2体のゾンビがその場に倒れこんだ。その他のゾンビはまるで何事もなかったように森の中へと消えていった。坂野は、ただその様子を見守るしかなかった。

坂野はしばらく放心状態で、ぐちゃぐちゃになった岡本の横に倒れこんでいた。何もする気が起きなかった。岡本が最後に見せた本音が坂野には重たくのしかかった。

岡本は自分のことを恐れていた。自分のやった事は岡本を無惨に殺したゾンビと何も変わらない。なのに、みんなには生きろと言ってみたり、恐がるなって言ってみたり.........

そんなの........めちゃくちゃだ。


坂野は何かを決心したように立ち上がった。

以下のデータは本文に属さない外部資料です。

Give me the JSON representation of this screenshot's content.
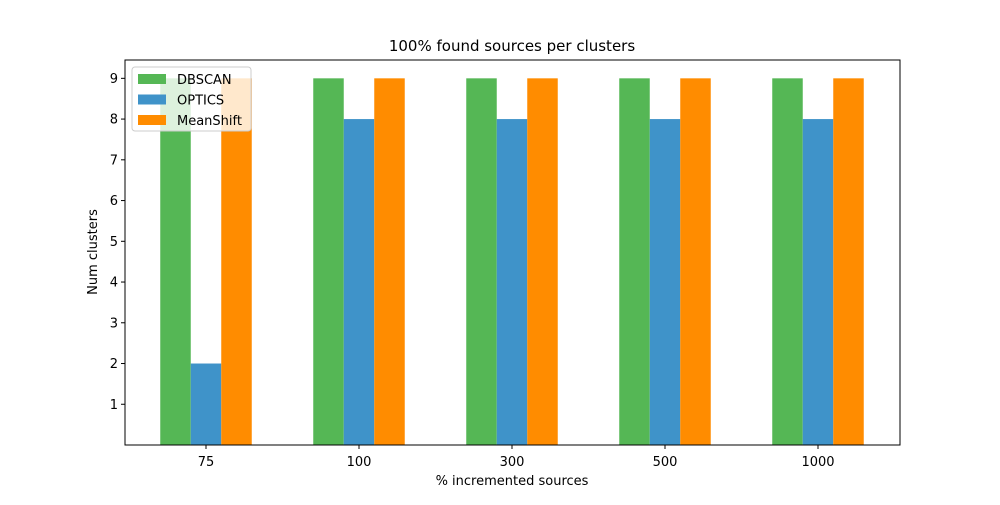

そして空になった拳銃を捨てると、坂野が倒した2体のゾンビの所へ行った。ゾンビは不意に撃たれたので2体とも、うつ伏せで倒れていた。坂野は足で乱暴にゾンビをひっくり返した。仰向けになったゾンビの表情はあまりにも愚かで気持ち悪くて坂野に怒りを注ぐだけだった。

「.......俺は....お前らとは違う.....」

坂野はそう吐き捨てるとそのゾンビからライフルを奪いさった。

ライフルを手にした坂野は、岡本の横を通りすぎ、茂みの中へ入って行き、生い茂る草木や枝を無理矢理払いのけて、突き進んで行った。やがて茂みを抜けると、小さな小道に出た。すると、さらに茂みを挟んで下に、岡本の言った通り、小さな川が見えた。坂野はそれを確認すると、どんどんと川沿いの道を下って行った。しばらく行くと、小屋らしき物が見えた。

「..........あれか.....」

坂野は駆け足で小屋の前まで来ると、少し力を入れればすぐに壊れてしまいそうなボロボロの扉を開けた。

扉を開けたとたん坂野は吐き気をもよおした。小屋の中は、

陰気で薄暗く、何よりも生臭かった。そして坂野の目に移った物。それは死体だった。人間の死体。坂野にはその死体に見覚えがあった。いや、坂野だけじゃない、プレーヤーの誰もがその死体に見覚えがあった。一見チャラそうな見た目と違い、持ち前の判断力で皆の進むべき方向を示してくれた勇気ある青年。坂野の目の前にある死体、それは太田だった。